Local Cheek Advancement Medical Transcription Sample Report

DATE OF OPERATION:  MM/DD/YYYY

PREOPERATIVE DIAGNOSES:
1.  Acquired defect, left nose and cheek, from Mohs procedure.
2.  Basal cell carcinoma, left nose and cheek.

POSTOPERATIVE DIAGNOSES:
1.  Acquired defect, left nose and cheek, from Mohs procedure.
2.  Basal cell carcinoma, left nose and cheek.

PROCEDURES PERFORMED:
1.  Local cheek advancement and full-thickness skin graft measuring 1 x 2 cm.
2.  Infraorbital nerve block.

SURGEON:  John Doe, MD

ANESTHESIA:  Local 20 mL of 1:1 mix 0.5% Marcaine plain and 1% lidocaine with epinephrine.

SPECIMENS:  None.

COMPLICATIONS:  None immediate.

INDICATIONS FOR PROCEDURE:  The patient is an (XX)-year-old Hispanic female with basal cell carcinoma of her nose. This was excised by Dr. Jane Doe with the Mohs technique. The patient presents today, 24 hours out from her excision for closure. After observing the patient and examining the tissues, it was determined that left cheek advancement in the medial fashion would be of benefit and closing the defect, which initially measured 2 x 2.5 cm. We then would need a full-thickness skin graft to close the remainder of the defect. The patient was consented for the procedure and understands the risks and benefits of the procedure, including potential graft failure, hematoma, and scarring.

DESCRIPTION OF OPERATION:  The patient was consented for the procedure preoperatively, taken to the operating room by gurney, and transferred to the operating table in the supine position. The above-listed local anesthetic, 20 mL, was infused in and around the acquired defect, and an infraorbital nerve block was placed with the above-listed local anesthetic. We then took a preauricular full-thickness skin graft and infused this area with the same anesthetic mix.
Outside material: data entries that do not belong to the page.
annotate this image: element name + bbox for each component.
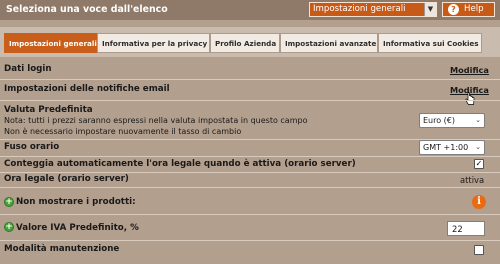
divider <box>0 79 500 80</box>
chevron-down-icon: ⌄ <box>475 116 481 124</box>
fuso-orario-select[interactable]: GMT +1:00 ⌄ <box>419 140 485 155</box>
tab-bar: Impostazioni generali Informativa per la… <box>0 27 500 57</box>
help-label: Help <box>464 4 484 14</box>
conteggia-label: Conteggia automaticamente l'ora legale q… <box>4 159 356 169</box>
tab-profilo-azienda[interactable]: Profilo Azienda <box>210 33 280 53</box>
hand-cursor-icon <box>465 92 475 105</box>
conteggia-checkbox[interactable]: ✓ <box>474 159 484 169</box>
top-bar: Seleziona una voce dall'elenco Impostazi… <box>0 0 500 20</box>
tab-informativa-privacy[interactable]: Informativa per la privacy <box>97 33 210 53</box>
divider <box>0 172 500 173</box>
plus-icon[interactable]: + <box>4 222 14 232</box>
tab-impostazioni-avanzate[interactable]: Impostazioni avanzate <box>280 33 378 53</box>
iva-label: Valore IVA Predefinito, % <box>16 223 139 233</box>
divider <box>0 100 500 101</box>
ora-legale-label: Ora legale (orario server) <box>4 174 129 184</box>
section-select-value: Impostazioni generali <box>313 4 406 14</box>
non-mostrare-label: Non mostrare i prodotti: <box>16 197 136 207</box>
page-title: Seleziona una voce dall'elenco <box>6 4 168 15</box>
help-button[interactable]: ? Help <box>442 2 495 17</box>
valuta-label: Valuta Predefinita <box>4 105 93 115</box>
valuta-select[interactable]: Euro (€) ⌄ <box>419 113 485 128</box>
iva-input[interactable]: 22 <box>447 221 485 236</box>
manutenzione-checkbox[interactable] <box>474 245 484 255</box>
valuta-select-value: Euro (€) <box>423 116 456 125</box>
dati-login-modifica-link[interactable]: Modifica <box>450 65 489 75</box>
help-icon: ? <box>448 4 459 15</box>
section-select[interactable]: Impostazioni generali ▼ <box>309 2 437 17</box>
divider <box>0 214 500 215</box>
fuso-orario-label: Fuso orario <box>4 142 60 152</box>
tab-impostazioni-generali[interactable]: Impostazioni generali <box>4 33 97 53</box>
tab-informativa-cookies[interactable]: Informativa sui Cookies <box>378 33 482 53</box>
fuso-orario-select-value: GMT +1:00 <box>423 143 469 152</box>
notifiche-label: Impostazioni delle notifiche email <box>4 84 170 94</box>
chevron-down-icon: ⌄ <box>475 143 481 151</box>
dati-login-label: Dati login <box>4 64 52 74</box>
chevron-down-icon[interactable]: ▼ <box>424 3 436 16</box>
divider <box>0 187 500 188</box>
plus-icon[interactable]: + <box>4 197 14 207</box>
valuta-note-2: Non è necessario impostare nuovamente il… <box>4 127 242 136</box>
divider <box>0 240 500 241</box>
info-icon[interactable]: i <box>472 195 486 209</box>
divider <box>0 156 500 157</box>
ora-legale-value: attiva <box>460 175 485 185</box>
valuta-note-1: Nota: tutti i prezzi saranno espressi ne… <box>4 116 308 125</box>
manutenzione-label: Modalità manutenzione <box>4 244 120 254</box>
Next, a time-out was performed confirming the patient, procedure, and site to be operated on. The defect was cleaned and sharply debrided of any necrotic tissue. We then dissected in a subcutaneous plane over the cheek in the lateral direction. This undermining mobilized the left cheek skin, and we were able to advance this toward the midline approximately 1 cm. A small dog ear was excised around the base of the nasal ala. We then closed some of the wound primarily in a layered fashion with 4-0 PDS suture and 6-0 nylon suture.

The full-thickness skin graft measuring 1 x 2 cm was harvested, and the donor site was closed in a layered fashion with 4-0 PDS deep and running 6-0 nylon superficially. The skin graft was thinned of any subcutaneous fat. It was then placed into the defect and secured into place with 5-0 nylon tie-over sutures. Bacitracin and Adaptic, mineral oil soaked gauze, and a half inch Reston foam bolster were then fashioned over the skin graft, and it was tied into place with the 5-0 nylon tie-over bolsters. The patient tolerated the procedure well without any immediate complications.